Перед тем как Альфред поступил, в "Бир-Флаге" произошла печальная история. Прежнего сторожа звали Уильям, вид у него был нелюдимый, лицо хмурое. Днём работа его не обременяла, и он изнывал в обществе женщин. В окна он видел, как Мак с ребятами сидят на трубах посреди пустыря в зарослях мальвы, болтают ногами, загорают и не спеша философствуют о предметах интересных, но малозначительных. То и дело, замечал он, кто‑нибудь вынимал из кармана бутылку "Олд-теннисок" и, вытерев рукавом горлышко, отпивая, передавал другим. Уильяму было жаль себя без таких посиделок с ребятами. И однажды он не вытерпел, пошёл на пустырь и сел на трубу. Разговор тотчас смолк, наступила настороженная, недобрая тишина. Немного спустя Уильям встал и уныло побрел обратно в "Бирфлаг", посмотрел в окно – ребята опять пустились беседовать; Уильяму стало совсем тошно. Его некрасивое лицо темнело, губы кривились от невесёлых размышлений. На другой день он опять вышел, прихватив с собой бутылку виски. Мак с ребятами виски выпили, что они дураки, что ли. Но весь их разговор с ним ограничился двумя фразами – "Удачи,” и "Всматривайся в себя.”

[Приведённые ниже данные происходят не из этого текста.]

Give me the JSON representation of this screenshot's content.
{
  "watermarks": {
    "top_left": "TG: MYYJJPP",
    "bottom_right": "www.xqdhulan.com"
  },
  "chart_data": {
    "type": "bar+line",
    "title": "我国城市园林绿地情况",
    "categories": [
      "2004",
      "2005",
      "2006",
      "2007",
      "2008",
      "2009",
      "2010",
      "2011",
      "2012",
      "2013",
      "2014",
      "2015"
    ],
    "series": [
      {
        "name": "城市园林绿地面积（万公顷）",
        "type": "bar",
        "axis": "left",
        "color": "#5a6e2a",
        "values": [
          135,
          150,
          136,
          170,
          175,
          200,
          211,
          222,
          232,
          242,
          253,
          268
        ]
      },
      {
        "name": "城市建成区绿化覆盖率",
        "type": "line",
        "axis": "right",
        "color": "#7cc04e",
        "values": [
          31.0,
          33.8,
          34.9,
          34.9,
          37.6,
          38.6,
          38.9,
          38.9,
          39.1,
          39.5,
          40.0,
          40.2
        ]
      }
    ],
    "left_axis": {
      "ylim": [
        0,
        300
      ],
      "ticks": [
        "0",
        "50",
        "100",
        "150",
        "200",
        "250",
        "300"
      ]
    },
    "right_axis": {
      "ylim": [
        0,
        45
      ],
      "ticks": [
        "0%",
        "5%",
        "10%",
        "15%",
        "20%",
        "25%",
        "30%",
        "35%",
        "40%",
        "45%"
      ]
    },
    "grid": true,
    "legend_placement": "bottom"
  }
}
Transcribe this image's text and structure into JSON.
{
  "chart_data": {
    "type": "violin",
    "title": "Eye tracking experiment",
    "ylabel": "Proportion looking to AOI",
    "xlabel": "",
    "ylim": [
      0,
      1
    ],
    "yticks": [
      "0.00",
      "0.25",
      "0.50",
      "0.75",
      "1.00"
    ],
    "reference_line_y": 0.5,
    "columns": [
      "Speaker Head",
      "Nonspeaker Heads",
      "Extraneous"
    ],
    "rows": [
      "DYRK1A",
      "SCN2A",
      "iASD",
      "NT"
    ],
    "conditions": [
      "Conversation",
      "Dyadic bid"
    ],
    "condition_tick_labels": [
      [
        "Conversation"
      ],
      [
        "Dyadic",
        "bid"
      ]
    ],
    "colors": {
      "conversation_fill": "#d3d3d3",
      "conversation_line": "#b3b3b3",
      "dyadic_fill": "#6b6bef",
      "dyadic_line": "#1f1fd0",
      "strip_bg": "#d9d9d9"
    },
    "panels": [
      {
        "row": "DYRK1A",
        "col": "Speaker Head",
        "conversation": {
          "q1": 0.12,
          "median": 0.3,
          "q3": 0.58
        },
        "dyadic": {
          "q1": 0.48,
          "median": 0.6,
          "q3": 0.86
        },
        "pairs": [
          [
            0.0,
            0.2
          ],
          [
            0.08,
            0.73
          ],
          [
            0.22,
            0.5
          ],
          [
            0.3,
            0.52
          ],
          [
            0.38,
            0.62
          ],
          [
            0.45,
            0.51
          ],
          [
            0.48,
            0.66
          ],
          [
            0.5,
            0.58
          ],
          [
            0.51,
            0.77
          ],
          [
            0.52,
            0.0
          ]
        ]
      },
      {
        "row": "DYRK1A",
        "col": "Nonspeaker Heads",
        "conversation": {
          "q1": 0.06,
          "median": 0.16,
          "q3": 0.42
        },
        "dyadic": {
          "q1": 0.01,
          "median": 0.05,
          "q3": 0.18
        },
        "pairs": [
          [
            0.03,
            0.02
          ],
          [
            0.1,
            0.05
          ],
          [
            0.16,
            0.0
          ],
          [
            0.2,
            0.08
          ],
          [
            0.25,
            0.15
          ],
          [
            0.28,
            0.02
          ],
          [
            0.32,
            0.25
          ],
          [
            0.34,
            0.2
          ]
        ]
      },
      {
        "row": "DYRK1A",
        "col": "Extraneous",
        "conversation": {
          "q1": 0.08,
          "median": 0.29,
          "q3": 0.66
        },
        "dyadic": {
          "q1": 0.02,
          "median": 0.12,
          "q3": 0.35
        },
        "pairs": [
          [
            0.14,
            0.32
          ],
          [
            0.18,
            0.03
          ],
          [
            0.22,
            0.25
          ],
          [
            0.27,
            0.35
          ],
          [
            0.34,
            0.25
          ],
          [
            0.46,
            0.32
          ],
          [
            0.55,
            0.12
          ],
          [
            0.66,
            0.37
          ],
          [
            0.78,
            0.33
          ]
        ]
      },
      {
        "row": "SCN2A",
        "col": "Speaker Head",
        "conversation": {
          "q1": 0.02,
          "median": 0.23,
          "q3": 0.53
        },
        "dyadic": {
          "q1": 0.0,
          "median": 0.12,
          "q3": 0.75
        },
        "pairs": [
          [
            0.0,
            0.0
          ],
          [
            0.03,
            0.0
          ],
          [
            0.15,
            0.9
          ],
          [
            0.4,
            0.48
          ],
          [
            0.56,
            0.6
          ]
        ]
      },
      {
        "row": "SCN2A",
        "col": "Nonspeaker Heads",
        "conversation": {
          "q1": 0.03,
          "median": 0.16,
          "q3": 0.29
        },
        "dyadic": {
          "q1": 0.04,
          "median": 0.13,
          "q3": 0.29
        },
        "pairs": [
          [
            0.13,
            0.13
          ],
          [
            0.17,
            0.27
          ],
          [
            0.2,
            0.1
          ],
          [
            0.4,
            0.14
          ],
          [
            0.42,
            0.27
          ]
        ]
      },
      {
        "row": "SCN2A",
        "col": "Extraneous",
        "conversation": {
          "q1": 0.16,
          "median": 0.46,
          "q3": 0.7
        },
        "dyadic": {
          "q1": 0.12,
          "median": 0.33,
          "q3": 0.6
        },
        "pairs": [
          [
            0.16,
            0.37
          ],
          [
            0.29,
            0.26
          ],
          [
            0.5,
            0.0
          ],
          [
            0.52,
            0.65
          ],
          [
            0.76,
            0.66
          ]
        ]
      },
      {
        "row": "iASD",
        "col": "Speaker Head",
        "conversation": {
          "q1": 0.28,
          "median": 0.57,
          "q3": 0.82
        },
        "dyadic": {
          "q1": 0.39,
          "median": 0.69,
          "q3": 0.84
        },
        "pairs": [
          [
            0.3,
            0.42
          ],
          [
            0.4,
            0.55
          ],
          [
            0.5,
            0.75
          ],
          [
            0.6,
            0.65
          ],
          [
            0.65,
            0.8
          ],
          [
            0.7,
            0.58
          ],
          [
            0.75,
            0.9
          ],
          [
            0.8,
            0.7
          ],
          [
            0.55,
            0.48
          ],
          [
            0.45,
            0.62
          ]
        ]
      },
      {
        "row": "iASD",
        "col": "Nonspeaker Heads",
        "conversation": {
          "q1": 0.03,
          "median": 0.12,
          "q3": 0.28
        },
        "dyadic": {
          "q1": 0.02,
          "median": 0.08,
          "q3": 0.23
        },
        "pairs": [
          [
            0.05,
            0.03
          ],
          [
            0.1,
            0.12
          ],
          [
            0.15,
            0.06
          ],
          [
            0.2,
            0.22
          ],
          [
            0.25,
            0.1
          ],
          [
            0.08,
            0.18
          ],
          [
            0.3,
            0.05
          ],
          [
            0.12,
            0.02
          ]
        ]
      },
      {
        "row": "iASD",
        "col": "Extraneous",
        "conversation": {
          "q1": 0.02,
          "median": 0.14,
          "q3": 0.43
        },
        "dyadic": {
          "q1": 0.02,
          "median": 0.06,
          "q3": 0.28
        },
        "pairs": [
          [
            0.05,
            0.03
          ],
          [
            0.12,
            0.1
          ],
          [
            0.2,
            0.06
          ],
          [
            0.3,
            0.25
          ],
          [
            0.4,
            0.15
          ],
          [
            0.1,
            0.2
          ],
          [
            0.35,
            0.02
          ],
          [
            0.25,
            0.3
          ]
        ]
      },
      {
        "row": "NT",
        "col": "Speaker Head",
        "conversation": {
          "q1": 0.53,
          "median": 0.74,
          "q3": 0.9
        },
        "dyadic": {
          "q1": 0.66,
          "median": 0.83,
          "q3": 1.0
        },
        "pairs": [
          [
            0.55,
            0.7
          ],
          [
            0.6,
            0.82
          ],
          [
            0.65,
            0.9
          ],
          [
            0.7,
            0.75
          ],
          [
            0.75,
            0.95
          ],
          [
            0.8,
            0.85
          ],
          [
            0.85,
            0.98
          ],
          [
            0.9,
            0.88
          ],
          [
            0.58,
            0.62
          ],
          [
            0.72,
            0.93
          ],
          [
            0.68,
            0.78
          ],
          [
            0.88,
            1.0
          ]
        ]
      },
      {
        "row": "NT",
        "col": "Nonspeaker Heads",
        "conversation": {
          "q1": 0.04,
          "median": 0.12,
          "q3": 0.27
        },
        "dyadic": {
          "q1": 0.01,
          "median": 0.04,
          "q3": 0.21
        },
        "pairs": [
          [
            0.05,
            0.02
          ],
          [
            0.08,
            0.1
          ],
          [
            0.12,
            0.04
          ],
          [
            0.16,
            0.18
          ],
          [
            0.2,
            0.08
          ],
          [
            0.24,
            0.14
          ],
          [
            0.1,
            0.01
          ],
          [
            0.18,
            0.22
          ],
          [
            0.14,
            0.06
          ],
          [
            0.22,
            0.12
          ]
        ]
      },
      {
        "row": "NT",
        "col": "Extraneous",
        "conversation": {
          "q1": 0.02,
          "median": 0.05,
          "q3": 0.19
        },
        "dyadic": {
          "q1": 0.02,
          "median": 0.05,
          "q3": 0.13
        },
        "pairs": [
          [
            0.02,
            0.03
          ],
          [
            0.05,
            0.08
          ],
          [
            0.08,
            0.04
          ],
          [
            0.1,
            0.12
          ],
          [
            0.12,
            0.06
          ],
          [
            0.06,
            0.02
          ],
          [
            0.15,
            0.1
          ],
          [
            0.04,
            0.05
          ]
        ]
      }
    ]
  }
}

Уильям опять скоро вернулся и опять смотрел на ребят в окно. До него донеслись громко сказанные Маком слова: "Но Черт побери, я ненавижу сутенера!” Это была беспардонная ложь, но ведь Уильям этого не знал. Просто он Маку с ребятами всего лишь не нравился. Уильям совсем пал духом. Ханурики не принимают его к себе в компанию, он даже для них слишком плох. Уильям был всегда склонен к самосозерцание самообвинению. Он надел шляпу и побрёл один по берегу до самого маяка. Постоял немного на маленьком уютном кладбище, слушая, как рядом бьются о берег волны, и будут так биться до скончания века. Он стоял и думал угрюмую тягостную думу. Никто не любит его. Никто его не жалеет. Он считается у них привратником, а на самом деле никакой он не привратник, он сутенер, грязный сутенер; самое низкое существо на свете. Потом он подумал, что ведь и он, как все, имеет право на жизнь, на счастье. Видит бог, имеет. Он пошел обратно, клокоча от гнева; подошел к дому, поднялся по ступенькам, и гнев его улетучился. Был вечер, музыкальный автомат играл «Осеннюю луну», Уильям вспомнил, что эту песню любила его первая девушка, которая потом бросила его, вышла замуж и навсегда исчезла из его жизни. Песня очень его расстроила. И он пошел к Доре, которая пила чай у себя в гостиной.–Что случилось? Ты заболел?– спросила Дора, увидев вошедшего Уильяма.–Нет,– ответил Уильям.– Но какая разница? В душе у меня мрак. Думаю, пора это дело кончать. Дора немало перевидала на своем веку психопатов. И считала, что шутка – лучший способ отвлечь от мыслей о самоубийстве. –Только кончай, пожалуйста, не в рабочее время. И ковры смотри не испорти. Набрякшая свинцовая туча тяжело опустилась Уильяму на сердце; он медленно вышел, прошел по коридору и постучал в дверь рыжей Евы. Ева Фланеган была девушка верующая, каждую неделю ходила на исповедь. Она выросла в большой семье среди многочисленных сестер и братьев, но, к несчастью, любила пропустить лишний стаканчик. Ева красила ногти и вся перепачкалась – тут как раз Уильям и вошел. Он знал, что Ева уже крепко навеселе, а Дора не пускала девушек в таком виде к клиентам. Пальцы у неё были чуть не до половины вымазаны лаком, и она злилась на весь мир. –Чего надулся, как мышь на крупу?– вскинулась она. Уильям тоже вдруг обозлился. –Хочу с этим кончать!– выпалил он, ударив себя в грудь. Ева взвизгнула.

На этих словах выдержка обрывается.